- POSTED: 06 May 2014 05:22
US stocks finished higher on Monday after struggling to get out of the losing column, shrugging off poor industrial data from China and growing violence in Ukraine.
NEW YORK: US stocks finished higher Monday after struggling to get out of the losing column, shrugging off poor industrial data from China and growing violence in Ukraine.
The Dow Jones Industrial Average closed up 17.66 points (0.11 per cent) to 16,530.55.
The broad-based S&P 500 added 3.52 points (0.19 per cent) at 1,884.66, while the tech-rich Nasdaq Composite Index rose 14.16 points (0.34 per cent) to 4,138.06.

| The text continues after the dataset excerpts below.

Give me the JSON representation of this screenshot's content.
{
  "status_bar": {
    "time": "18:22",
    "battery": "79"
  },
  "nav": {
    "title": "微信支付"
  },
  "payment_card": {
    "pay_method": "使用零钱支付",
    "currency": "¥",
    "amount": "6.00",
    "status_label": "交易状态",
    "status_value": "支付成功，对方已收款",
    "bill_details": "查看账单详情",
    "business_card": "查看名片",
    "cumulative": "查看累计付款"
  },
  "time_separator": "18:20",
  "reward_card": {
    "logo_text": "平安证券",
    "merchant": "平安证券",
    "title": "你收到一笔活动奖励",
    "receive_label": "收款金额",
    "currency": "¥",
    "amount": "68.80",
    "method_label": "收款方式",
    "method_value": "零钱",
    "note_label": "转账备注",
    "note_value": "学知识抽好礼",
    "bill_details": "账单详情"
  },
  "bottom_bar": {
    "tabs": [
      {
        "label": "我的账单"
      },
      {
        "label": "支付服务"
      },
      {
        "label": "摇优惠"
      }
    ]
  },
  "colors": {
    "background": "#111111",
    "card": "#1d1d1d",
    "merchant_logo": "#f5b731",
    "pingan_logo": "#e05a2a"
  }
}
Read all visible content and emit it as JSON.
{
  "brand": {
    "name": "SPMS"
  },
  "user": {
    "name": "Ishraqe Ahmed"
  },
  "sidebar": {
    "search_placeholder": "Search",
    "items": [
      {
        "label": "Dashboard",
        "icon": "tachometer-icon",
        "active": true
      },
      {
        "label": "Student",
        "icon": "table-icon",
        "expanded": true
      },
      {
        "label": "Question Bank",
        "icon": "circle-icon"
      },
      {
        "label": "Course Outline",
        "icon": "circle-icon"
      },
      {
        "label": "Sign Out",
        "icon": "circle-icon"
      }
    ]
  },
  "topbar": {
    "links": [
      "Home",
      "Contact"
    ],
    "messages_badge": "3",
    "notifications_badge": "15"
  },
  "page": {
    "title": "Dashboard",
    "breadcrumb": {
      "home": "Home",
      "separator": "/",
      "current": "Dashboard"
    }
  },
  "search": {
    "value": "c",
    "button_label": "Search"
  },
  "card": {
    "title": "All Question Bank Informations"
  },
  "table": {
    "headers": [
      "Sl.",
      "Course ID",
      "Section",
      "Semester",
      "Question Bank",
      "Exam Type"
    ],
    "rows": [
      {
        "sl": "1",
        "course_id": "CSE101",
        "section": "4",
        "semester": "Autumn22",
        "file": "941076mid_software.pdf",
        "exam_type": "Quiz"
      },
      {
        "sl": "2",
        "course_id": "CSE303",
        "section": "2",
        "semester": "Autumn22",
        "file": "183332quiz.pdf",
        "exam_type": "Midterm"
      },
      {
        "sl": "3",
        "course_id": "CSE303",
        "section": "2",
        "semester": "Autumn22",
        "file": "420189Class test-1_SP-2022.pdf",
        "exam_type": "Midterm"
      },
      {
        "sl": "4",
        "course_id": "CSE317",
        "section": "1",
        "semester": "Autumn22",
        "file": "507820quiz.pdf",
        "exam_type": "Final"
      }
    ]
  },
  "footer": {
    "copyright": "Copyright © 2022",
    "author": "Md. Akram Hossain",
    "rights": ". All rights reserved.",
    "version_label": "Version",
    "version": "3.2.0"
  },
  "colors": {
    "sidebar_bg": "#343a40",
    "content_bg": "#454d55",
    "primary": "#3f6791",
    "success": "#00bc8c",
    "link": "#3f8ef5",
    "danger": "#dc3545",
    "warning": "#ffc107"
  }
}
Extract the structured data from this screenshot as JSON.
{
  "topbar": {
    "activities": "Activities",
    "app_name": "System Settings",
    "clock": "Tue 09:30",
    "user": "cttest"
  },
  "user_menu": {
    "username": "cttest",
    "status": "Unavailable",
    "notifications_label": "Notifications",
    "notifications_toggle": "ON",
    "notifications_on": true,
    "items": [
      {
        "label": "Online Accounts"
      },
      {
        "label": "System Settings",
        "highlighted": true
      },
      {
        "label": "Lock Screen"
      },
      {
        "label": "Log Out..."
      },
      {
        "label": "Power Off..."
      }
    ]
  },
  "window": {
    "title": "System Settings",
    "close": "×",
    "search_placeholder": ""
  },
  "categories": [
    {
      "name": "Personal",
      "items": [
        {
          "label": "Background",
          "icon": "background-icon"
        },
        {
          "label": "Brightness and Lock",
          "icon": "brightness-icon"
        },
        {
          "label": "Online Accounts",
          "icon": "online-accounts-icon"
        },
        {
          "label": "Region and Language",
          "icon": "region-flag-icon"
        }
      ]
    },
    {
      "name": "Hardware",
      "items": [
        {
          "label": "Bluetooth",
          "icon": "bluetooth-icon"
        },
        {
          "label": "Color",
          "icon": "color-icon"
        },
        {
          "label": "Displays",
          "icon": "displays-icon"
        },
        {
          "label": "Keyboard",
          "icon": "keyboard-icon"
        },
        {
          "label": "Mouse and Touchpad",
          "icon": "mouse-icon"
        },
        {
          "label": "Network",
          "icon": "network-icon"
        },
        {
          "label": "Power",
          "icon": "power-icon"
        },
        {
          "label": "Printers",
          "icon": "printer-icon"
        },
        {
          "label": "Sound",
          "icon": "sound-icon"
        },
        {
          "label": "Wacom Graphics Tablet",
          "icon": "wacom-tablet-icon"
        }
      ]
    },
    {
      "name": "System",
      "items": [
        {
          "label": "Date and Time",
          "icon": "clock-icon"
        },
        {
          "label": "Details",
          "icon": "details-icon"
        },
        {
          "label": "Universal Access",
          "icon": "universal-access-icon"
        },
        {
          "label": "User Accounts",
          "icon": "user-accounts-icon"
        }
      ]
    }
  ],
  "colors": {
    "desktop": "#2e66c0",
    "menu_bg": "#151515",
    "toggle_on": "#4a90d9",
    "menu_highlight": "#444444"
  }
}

China's growth picture worsened after HSBC reported a fourth straight monthly contraction in its activity index for the manufacturing sector, taking the index to its lowest level in eight months.
Meanwhile in Ukraine fighting intensified between government forces and pro-Moscow secessionists, with Ukraine's military suffering heavy casualties and Russia warning the violence was putting peace in Europe in peril.
Boeing (+1.6 per cent) and Apple (+1.4 per cent) led gainers among the largest companies, while Pfizer fell 2.6 per cent on some disappointing signals in quarterly results and a hint it might take its push to buy Britain's AstraZeneca to shareholders, turning the bid hostile.
Venerable auction house Sotheby's gained 3.3 per cent after bowing to powerful critic Daniel Loeb, head of the hedge fund Third Point, giving him three seats on the board and permitting him to raise his stake in the company to 15 per cent without having to make a bid for the whole.
Loeb has been pressuring the company's board since late last year over allegedly poor management and extravagant spending, and said he would work on the board "to unlock shareholder value by pursuing a strategy of sound capital allocation and growth."
Shares of retail giant Target lost 3.5 per cent after the company announced that chief executive Gregg Steinhafel was stepping down in the wake of the massive theft of customer data by hackers.
Steinhafel, chief executive since 2008, will be replaced temporarily by chief financial officer John Mulligan while the company searches for a permanent chief executive and chairman.
General Motors dropped 0.6 per cent after issuing a recall of some sport utility vehicles over the weekend for a potentially dangerous fuel leak.
Bond prices rose. The yield on the 10-year US Treasury edged up to 2.61 per cent from 2.59 per cent Friday, while the 30-year rose to 3.41 per cent from 3.37 per cent. Bond prices and yields move inversely.